Modeling complex count data

Graduate research tests novel semiparametric methodology for count time-series

Brian King

This spring, Rice University doctoral student Brian King has been counting more than just the days until graduation. The fifth-year graduate student has become an expert in developing Bayesian approaches to model count time-series, leading to better insight and improved forecasting.

Time-ordered, count-valued data is everywhere from financial markets to social networks to health care monitoring and often needs to be analyzed as it streams in.

Brian King
Brian King, whose doctoral research in Bayesian approaches to model count time-series has been supported by a NSF Graduate Research Fellowship.

King’s doctoral research, which has been supported by a Graduate Research Fellowship from the National Science Foundation, has focused on distributional forecasting and uncertainty quantification for such time series.

“There is a pressing need for robust systems that can directly address the complexities of large-scale, time-dependent count data and give decision-makers the information they need in real-time, even when not all information is exactly known,” said King, who will begin working this July as a senior machine learning research engineer with Arm, a British semiconductor and software design company based in Cambridge, England.

Count data is poorly summarized by point estimates like a mean or even intervals. For optimal decision-making, predictions should come in the form of a full distribution, known as probabilistic forecasting. However, accurate probabilistic forecasts for count time-series are not easy to produce, since such data present a variety of complexities that make modeling difficult.

“For example, count data often inherit typical time series characteristics such as seasonality, but additionally exhibit numerous distributional features unique to the count setting, like zero-inflation, boundedness, over-or under dispersion and heaping,” added King, whose graduate research advisor is Dan Kowal, Rice’s Dobelman Family Assistant Professor in Statistics.

King is completing three research projects relating to modeling and forecasting of count time-series. Using CoFES cluster computing resources, the forecasting ability of these frameworks was demonstrated on simulated data as well as real-data applications.

In King’s first research project, he and Kowal introduced a broad class of multivariate state space models called the warped Dynamic Linear Model (warpDLM). The warpDLM connects count data to latent continuous data that can be modeled with a DLM through a warping operation composed of two parts: a rounding operator that ensures the correct support for the discrete data-generating process and a nonparametric transformation function that provides distributional flexibility.

King says, “The semiparametric framework we introduce adapts the powerful existing methods for time-series data in a way that allows for modeling the many complexities of count data. We develop conjugate inference for the warpDLM, enabling analytic and recursive updates, in turn facilitating the development of efficient algorithms for inference and forecasting.”

King’s second project took a different approach.

“Instead of training a model directly on a count time-series, we considered the scenario where several point forecasts for a count time-series are available and explored how these could be combined to output a calibrated probabilistic forecast,” said King.
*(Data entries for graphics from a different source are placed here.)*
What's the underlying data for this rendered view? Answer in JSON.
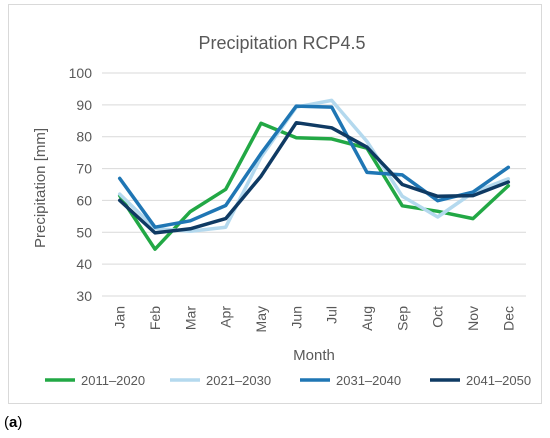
{
  "figure": {
    "panel_label_prefix": "(",
    "panel_label_letter": "a",
    "panel_label_suffix": ")"
  },
  "chart_data": {
    "type": "line",
    "title": "Precipitation RCP4.5",
    "xlabel": "Month",
    "ylabel": "Precipitation [mm]",
    "ylim": [
      30,
      100
    ],
    "yticks": [
      30,
      40,
      50,
      60,
      70,
      80,
      90,
      100
    ],
    "grid": true,
    "legend_position": "bottom",
    "categories": [
      "Jan",
      "Feb",
      "Mar",
      "Apr",
      "May",
      "Jun",
      "Jul",
      "Aug",
      "Sep",
      "Oct",
      "Nov",
      "Dec"
    ],
    "series": [
      {
        "name": "2011–2020",
        "color": "#22a845",
        "values": [
          61.5,
          44.7,
          56.5,
          63.5,
          84.2,
          79.7,
          79.3,
          76.4,
          58.3,
          56.6,
          54.3,
          64.6
        ]
      },
      {
        "name": "2021–2030",
        "color": "#b4d9ee",
        "values": [
          62.0,
          51.2,
          50.3,
          51.6,
          73.6,
          89.3,
          91.4,
          78.5,
          61.3,
          54.8,
          62.5,
          66.8
        ]
      },
      {
        "name": "2031–2040",
        "color": "#1f76b4",
        "values": [
          66.9,
          51.6,
          53.6,
          58.4,
          74.7,
          89.6,
          89.3,
          68.8,
          68.0,
          59.9,
          62.6,
          70.4
        ]
      },
      {
        "name": "2041–2050",
        "color": "#0f3a63",
        "values": [
          60.0,
          49.8,
          51.1,
          54.3,
          67.6,
          84.4,
          82.8,
          76.7,
          65.0,
          61.3,
          61.5,
          65.8
        ]
      }
    ]
  }
}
To accomplish this task, he leveraged a flexible Bayesian count regression model that, akin to the warpDLM, performs Simultaneous Transformation and Rounding (STAR) of a latent continuous regression model. The resulting forecast combination approach (called STARcast) can produce calibrated and sharp distributional forecasts, even with only a small collection of point forecasts as the input.

King’s third project was of a more computational nature. He introduced a statistical software package, countSTAR, designed for both practitioners and researchers to use the count time-series methods introduced in his previous projects as well as a large variety of STAR models for static regression problems.

“In addition to including functionality for warpDLM modeling, countSTAR features unified syntax, useful output, and detailed online documentation. This package is now on CRAN, so we encourage any R users to install it and check it out!” said King.